- Born: 1952 AD Khartoum, Sudan
- Died: 11 February 2021
- Occupations: Writer, poet, college professor

= Mubarak Bashir =

Sudanese poet (died 2021)

Mubarak Bashir (Arabic: مبارك بشير) is a writer, poet, and professor from Sudan.

== His life ==
Bashir was born in Khartoum in 1952, he graduated from the college of Arts of the University of Khartoum, where he received a Bachelor of Philosophy and Language in 1977, he worked in the interest of culture, and earned a Diploma in African and Asian Studies, in the University of Khartoum.

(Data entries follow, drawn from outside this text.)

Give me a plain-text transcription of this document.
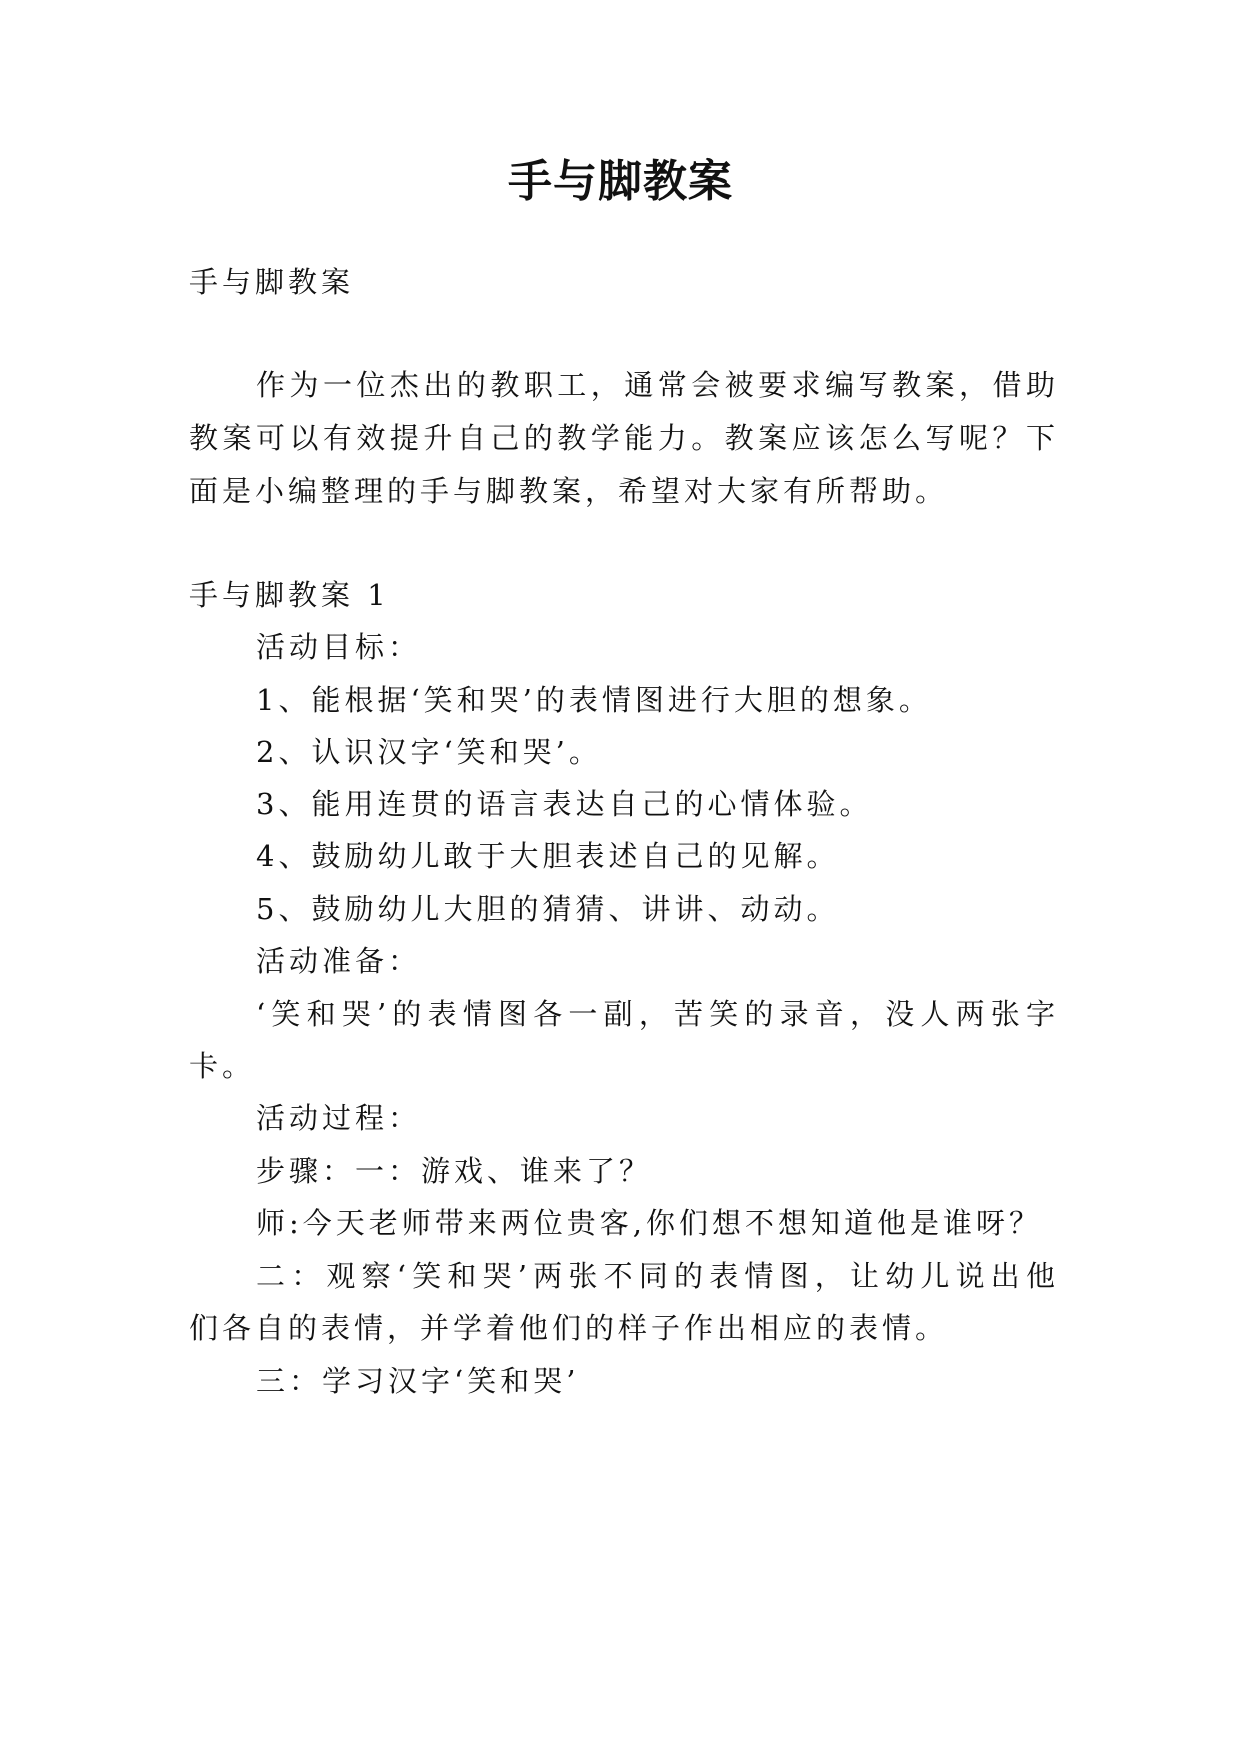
手与脚教案
手与脚教案
作为一位杰出的教职工，通常会被要求编写教案，借助
教案可以有效提升自己的教学能力。教案应该怎么写呢？下
面是小编整理的手与脚教案，希望对大家有所帮助。
手与脚教案 1
活动目标：
1、能根据‘笑和哭’的表情图进行大胆的想象。
2、认识汉字‘笑和哭’。
3、能用连贯的语言表达自己的心情体验。
4、鼓励幼儿敢于大胆表述自己的见解。
5、鼓励幼儿大胆的猜猜、讲讲、动动。
活动准备：
‘笑和哭’的表情图各一副，苦笑的录音，没人两张字
卡。
活动过程：
步骤：一：游戏、谁来了？
师:今天老师带来两位贵客,你们想不想知道他是谁呀？
二：观察‘笑和哭’两张不同的表情图，让幼儿说出他
们各自的表情，并学着他们的样子作出相应的表情。
三：学习汉字‘笑和哭’
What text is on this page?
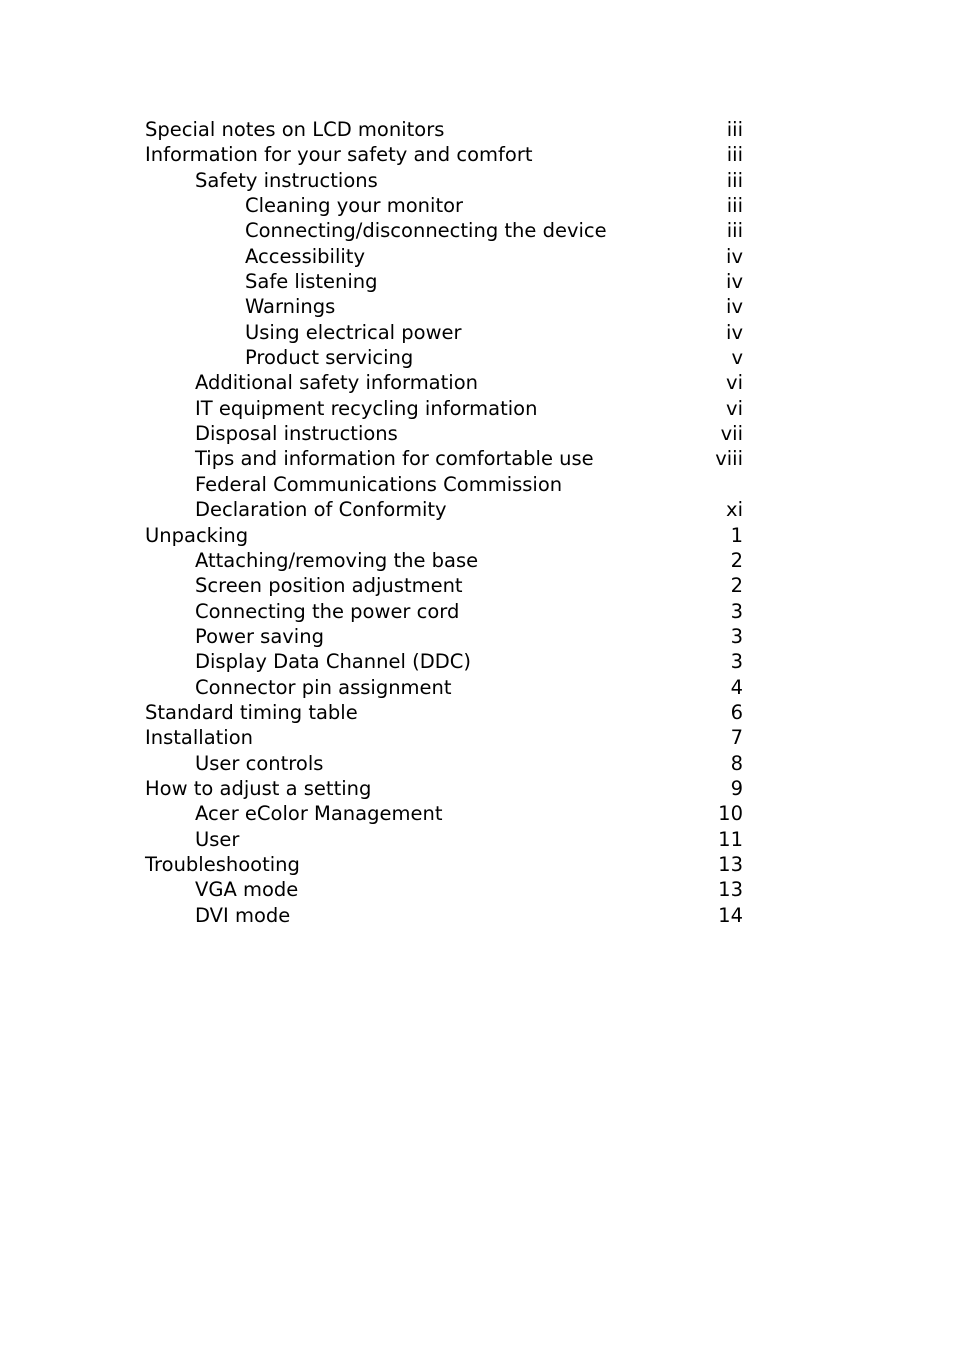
Special notes on LCD monitors	iii
Information for your safety and comfort	iii
Safety instructions	iii
Cleaning your monitor	iii
Connecting/disconnecting the device	iii
Accessibility	iv
Safe listening	iv
Warnings	iv
Using electrical power	iv
Product servicing	v
Additional safety information	vi
IT equipment recycling information	vi
Disposal instructions	vii
Tips and information for comfortable use	viii
Federal Communications Commission
Declaration of Conformity	xi
Unpacking	1
Attaching/removing the base	2
Screen position adjustment	2
Connecting the power cord	3
Power saving	3
Display Data Channel (DDC)	3
Connector pin assignment	4
Standard timing table	6
Installation	7
User controls	8
How to adjust a setting	9
Acer eColor Management	10
User	11
Troubleshooting	13
VGA mode	13
DVI mode	14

He also received a French diploma at the French Cultural Center in Khartoum, and a German diploma at the Herder Institute in East Germany, according to the Sudanese news agency (Sona). He received his PhD. in cultural and educational politics from the Centre for African and Middle Eastern Studies at the University of Leipzig in East Germany in 1986, and in 1983 he received his masters in Arabic Studies from the same German university.

== His works ==
Bashir worked for the Department of Culture under the Ministry of Culture and Information, the National Research Centre, the Centre for Development Information, the Sudan Academy of Communication Sciences and the University of Science and Culture in Omdurman. He has writings published in literature, poetry and journalism; in a press corner entitled "bonds" (Arabic title: Awasir). In 1982, he wrote a collection of poems and lyrical poems, in the Sudanese dialect. Some of his writings:

- "We meet you today, my nation" (Arabic title: Naltaqqk Al-Youm ya Watan).
- “Your Eyes” (Arabic title: Awainatik).
- (Arabic title: ‘Ors Al-Fida’ way a Nasmah).

Many big artists sang his lyrical poems, the late Mohammed Wardi sang (Arabic title: ‘Ors Al-Fida’ way a Nasmah) and Mohammed Al-Amin sang “Your Eyes” (Arabic title: Awainatik).

== Death ==
Bashir died on Thursday, 11 February 2021.